The dream is much bigger than America. It’s the dream of a man named Jesus. His was a dream for the whole world and his teaching makes up the heart of all dreams for a world where all persons are equal. To be part of that means being a patriot in a nation without borders, a worldwide nation where God’s blessings are for all.
Keith

CONCERNS: Richard Crites hopes to be home soon, but is still in Raleigh Court Health and Rehab, room 118. Bud McWhorter is in Brandon Oaks after knee surgery. He may be home by today. Both Joni Beach’s mother and father are having health issues. Jim Hunter is now home. Roger Fisher’s brother, Woody, is now in a nursing home in WVA. Remember as well, Harold Tidwell, Debbie McRoy’s cousin, (brain cancer and heart problems) Larry Foy’s brother, Charles, T. J. Hall as he deals with medication issues. The Hall’s neighbor, Eliza Dyne (breathing problems) Perry Hall’s mother-in-law, Bill Albert’s son, David, Leena Bolin’s aunt, Lee Nicklas. Former member, Betty Shepherd needs a kidney transplant. Sue Huels, Sandra Anderson, Gil Richardson, Deana McRoy, Stephanie Ridney, Marge Greenwood, Jenni Cullum and Tim Elder.
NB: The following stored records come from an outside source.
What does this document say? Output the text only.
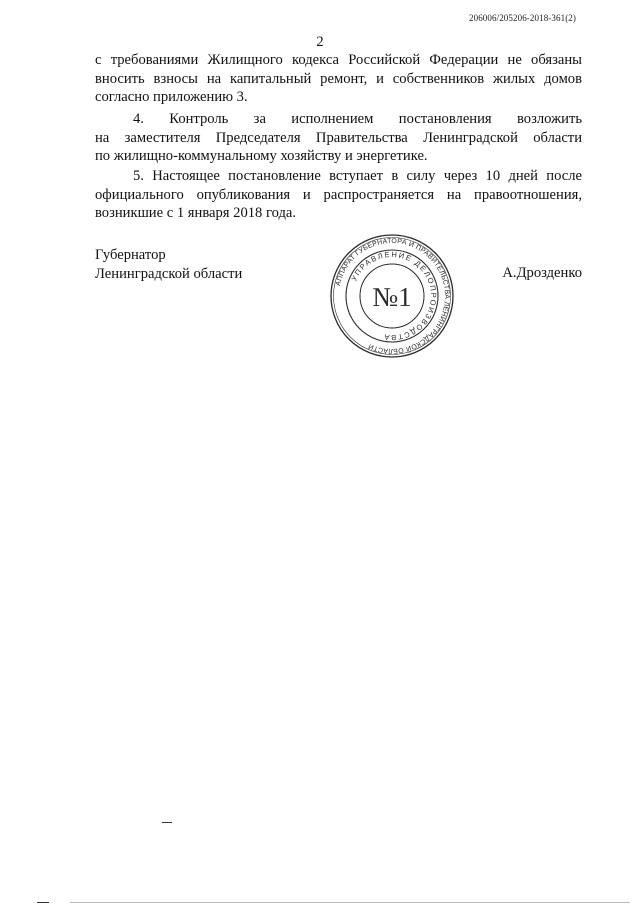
206006/205206-2018-361(2)
2
с требованиями Жилищного кодекса Российской Федерации не обязаны
вносить взносы на капитальный ремонт, и собственников жилых домов
согласно приложению 3.
4. Контроль за исполнением постановления возложить
на заместителя Председателя Правительства Ленинградской области
по жилищно-коммунальному хозяйству и энергетике.
5. Настоящее постановление вступает в силу через 10 дней после
официального опубликования и распространяется на правоотношения,
возникшие с 1 января 2018 года.
Губернатор
Ленинградской области
АППАРАТ ГУБЕРНАТОРА И ПРАВИТЕЛЬСТВА ЛЕНИНГРАДСКОЙ ОБЛАСТИ
УПРАВЛЕНИЕ ДЕЛОПРОИЗВОДСТВА
№1
А.Дрозденко
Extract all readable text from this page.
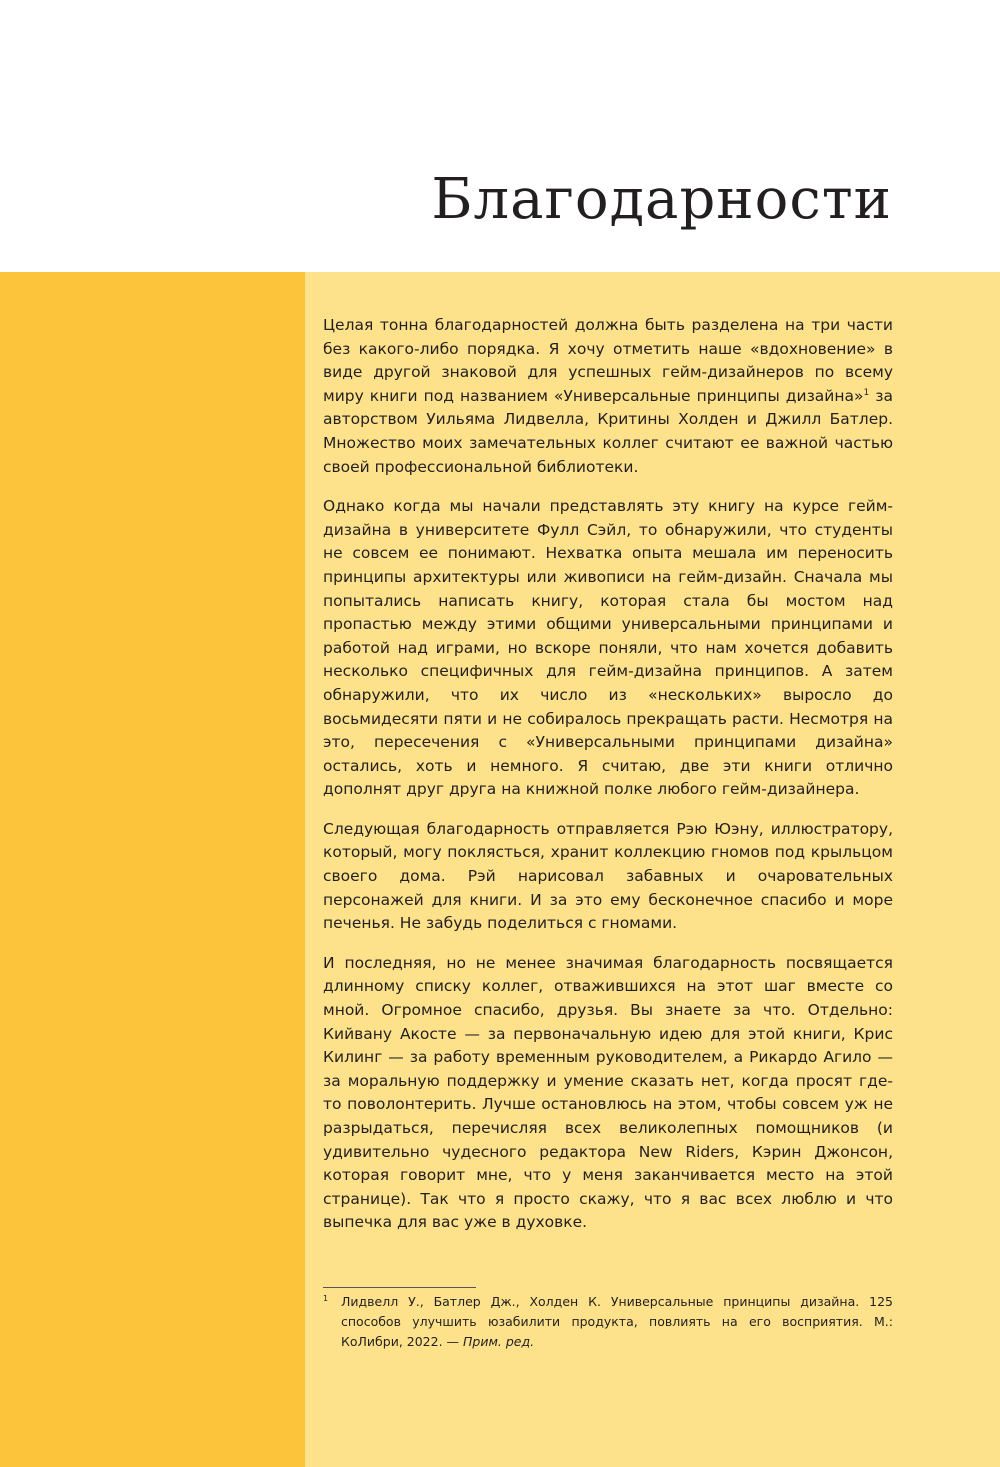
Благодарности

Целая тонна благодарностей должна быть разделена на три части без какого-либо порядка. Я хочу отметить наше «вдохновение» в виде другой знаковой для успешных гейм-дизайнеров по всему миру книги под названием «Универсальные принципы дизайна»$^1$ за авторством Уильяма Лидвелла, Критины Холден и Джилл Батлер. Множество моих замечательных коллег считают ее важной частью своей профессиональной библиотеки.

Однако когда мы начали представлять эту книгу на курсе гейм-дизайна в университете Фулл Сэйл, то обнаружили, что студенты не совсем ее понимают. Нехватка опыта мешала им переносить принципы архитектуры или живописи на гейм-дизайн. Сначала мы попытались написать книгу, которая стала бы мостом над пропастью между этими общими универсальными принципами и работой над играми, но вскоре поняли, что нам хочется добавить несколько специфичных для гейм-дизайна принципов. А затем обнаружили, что их число из «нескольких» выросло до восьмидесяти пяти и не собиралось прекращать расти. Несмотря на это, пересечения с «Универсальными принципами дизайна» остались, хоть и немного. Я считаю, две эти книги отлично дополнят друг друга на книжной полке любого гейм-дизайнера.

Следующая благодарность отправляется Рэю Юэну, иллюстратору, который, могу поклясться, хранит коллекцию гномов под крыльцом своего дома. Рэй нарисовал забавных и очаровательных персонажей для книги. И за это ему бесконечное спасибо и море печенья. Не забудь поделиться с гномами.

И последняя, но не менее значимая благодарность посвящается длинному списку коллег, отважившихся на этот шаг вместе со мной. Огромное спасибо, друзья. Вы знаете за что. Отдельно: Кийвану Акосте — за первоначальную идею для этой книги, Крис Килинг — за работу временным руководителем, а Рикардо Агило — за моральную поддержку и умение сказать нет, когда просят где-то поволонтерить. Лучше остановлюсь на этом, чтобы совсем уж не разрыдаться, перечисляя всех великолепных помощников (и удивительно чудесного редактора New Riders, Кэрин Джонсон, которая говорит мне, что у меня заканчивается место на этой странице). Так что я просто скажу, что я вас всех люблю и что выпечка для вас уже в духовке.

1 Лидвелл У., Батлер Дж., Холден К. Универсальные принципы дизайна. 125 способов улучшить юзабилити продукта, повлиять на его восприятия. М.: КоЛибри, 2022. — Прим. ред.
OUR DAILY BREAD: JULY 20-25
Monday: John 5:19-47
Tuesday: Philippians 1:19-30
Wednesday: Genesis 7:1-24
Thursday: Lamentations 1:8-16
Friday: Romans 8:12-25
Saturday: Psalm 133:134
OUR DAILY BREAD: JULY 27-AUG. 1
Monday: Psalm 46
Tuesday: John 14:1-11
Wednesday: Psalm 23
Thursday: Isaiah 26:1-4
Friday: Matthew 5:1-16
Saturday: I John 2:7-11, 15-17

PANCAKE BRUNCH
Jack Thompson will be holding a fundraiser for his Eagle Scout Project in the Fellowship Hall next Sunday, July 26th following the morning service. Food will be served until 1 o’clock, or until everyone is served. The meal will include pancakes and breakfast ham, as well as butter, syrup and other condiments. Drinks will be Orange juice, coffee, tea and water.
Jack also wants you to know if you attended his last fundraiser, he does not expect you to donate again.
Jack is our second scout raising money for an Eagle Scout project. Nick Bolin raised money to build a nice and much needed storage shed at the minister’s home.
Please attend if you can.

THANKS
Thanks to Lyn Jordan and Holly Wagner for doing some trimming and clean-up work around the building. Weed and foliage killer has been sprayed on some out of place grass, as well as in the back of the annex. More will be sprayed in other areas as well.

THE SIDEWALK
As you can see, the sidewalk the city constructed along Brandon Ave is basically finished. It improves the property as well as the neighborhood. It was done without interfering with our parking lot.
SUPER SUNDAY
This Sunday, July 19th is Super Sunday. Make plans to stay and enjoy both the meal and the fellowship

THE DIRECTORY
The format for the new directory is finished and the printing and assembling will start soon. If any changes have taken place in your information, there still may be time to change it. Call Erma.

MOVING
Stacy and David Maharrey will be moving to Oxford, Miss. about the middle of next month. The contract was not renewed for the group who employed David at Lewis-Gale Medical Center. This put David in limbo as to if he would be hired by the new group, so he and Stacy have decided to move closer to their parents. We are sorry to see them have to make this decision as are they.